I didn't mean they were all over the board on the specific subject of whether the bill of rights should be applied to the states, but over what specifically the establishment clause prohibited the federal government from doing. On that subject, there were three different views common among the founders - the strict separation of Madison, the accomodationism of Adams and Washington, and the outright theocracy of Henry.
But I think you are wrong about this question of applying the bill of rights to the states. James Madison wanted at least some of the provisions in the bill of rights to apply to the states, the religion clauses in particular. He tried to get that passed in the deliberations but was soundly voted down. That is a clear indication that the founders, as a group, did not intend for the bill of rights, or at least the first amendment, to constrain the actions of state governments. Their choice of the phrase "Congress shall make no law" was quite deliberate in that regard, applying only to the Federal government and not the states. But the question today over whether we should apply them to the states has nothing to do with the founders, it is based on the language of the 14th amendment, which superceded the intent of the founding fathers.
It's important to recall the context of Jefferson's presidential proclamation of what the law was, in 1802, to the Danbury, Connecticut, Baptists. The Baptists feared Connecticut might establish a state religion, and that such an establishment would endanger their freedom to worship in Connecticut. In his letter in response, Jefferson rather assures them that the law in the U.S. is that the government doesn't establish religions. He tells the Baptists they are safe.
I think you are misreading Jefferson's letter to the Danbury Baptists. The Danbury association had written to Jefferson to congratulate him on his election to the Presidency, in particular because they supported his belief in strict separation. In that letter, they referred to the Connecticutt law that established Congregationalism as the official state church and required that they pay taxes to support it.
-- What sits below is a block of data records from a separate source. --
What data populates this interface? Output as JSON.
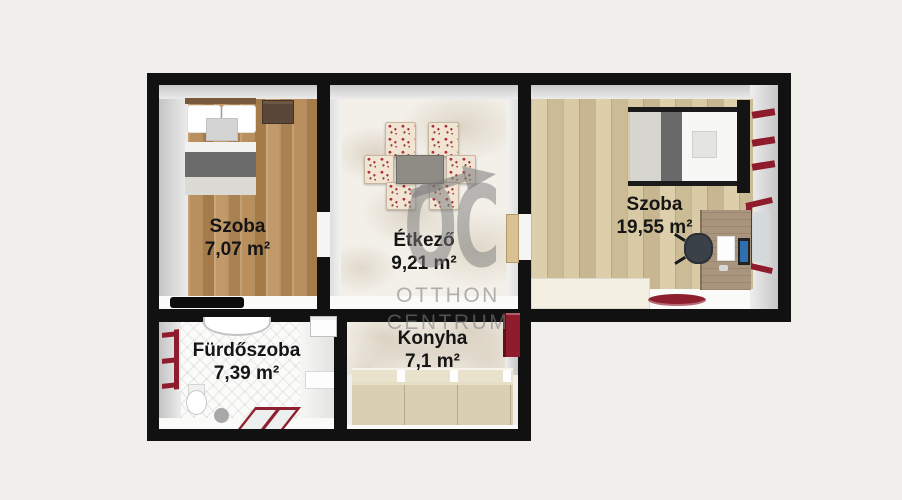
{
  "floorplan": {
    "background_color": "#f0efeb",
    "wall_color": "#111111",
    "accent_red": "#8e1c2c"
  },
  "rooms": {
    "bedroom_small": {
      "name": "Szoba",
      "area": "7,07 m²"
    },
    "dining": {
      "name": "Étkező",
      "area": "9,21 m²"
    },
    "bedroom_large": {
      "name": "Szoba",
      "area": "19,55 m²"
    },
    "bathroom": {
      "name": "Fürdőszoba",
      "area": "7,39 m²"
    },
    "kitchen": {
      "name": "Konyha",
      "area": "7,1 m²"
    }
  },
  "watermark": {
    "logo": "OC",
    "line1": "OTTHON",
    "line2": "CENTRUM"
  }
}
But they also recognized that the first amendment did not prevent the states from doing so, and that Jefferson didn't have the authority to overturn that establishment; instead, they hoped that his ideas on religious freedom would spread to the states and eventually lead to disestablishment:

Sir, we are sensible that the President of the United States is not the National Legislator and also sensible that the national government cannot destroy the laws of each State, but our hopes are strong that the sentiment of our beloved President, which have had such genial effect already, like the radiant beams of the sun, will shine and prevail through all these States--and all the world--until hierarchy and tyranny be destroyed from the earth.

And Jefferson replied, saying that he agreed with them on this and that he expects those ideas to spread, saying that he "shall see with sincere satisfaction the progress of those sentiments which tend to restore to man all his natural rights". Both the Danbury Baptists and Jefferson agreed that nothing in the Constitution gave him the authority to overrule state establishments and they were right. Thankfully, they were also right that the ideals of religious freedom did spread to the states, leading them to disestablish on their own. By 1833, all of the states had disestablished.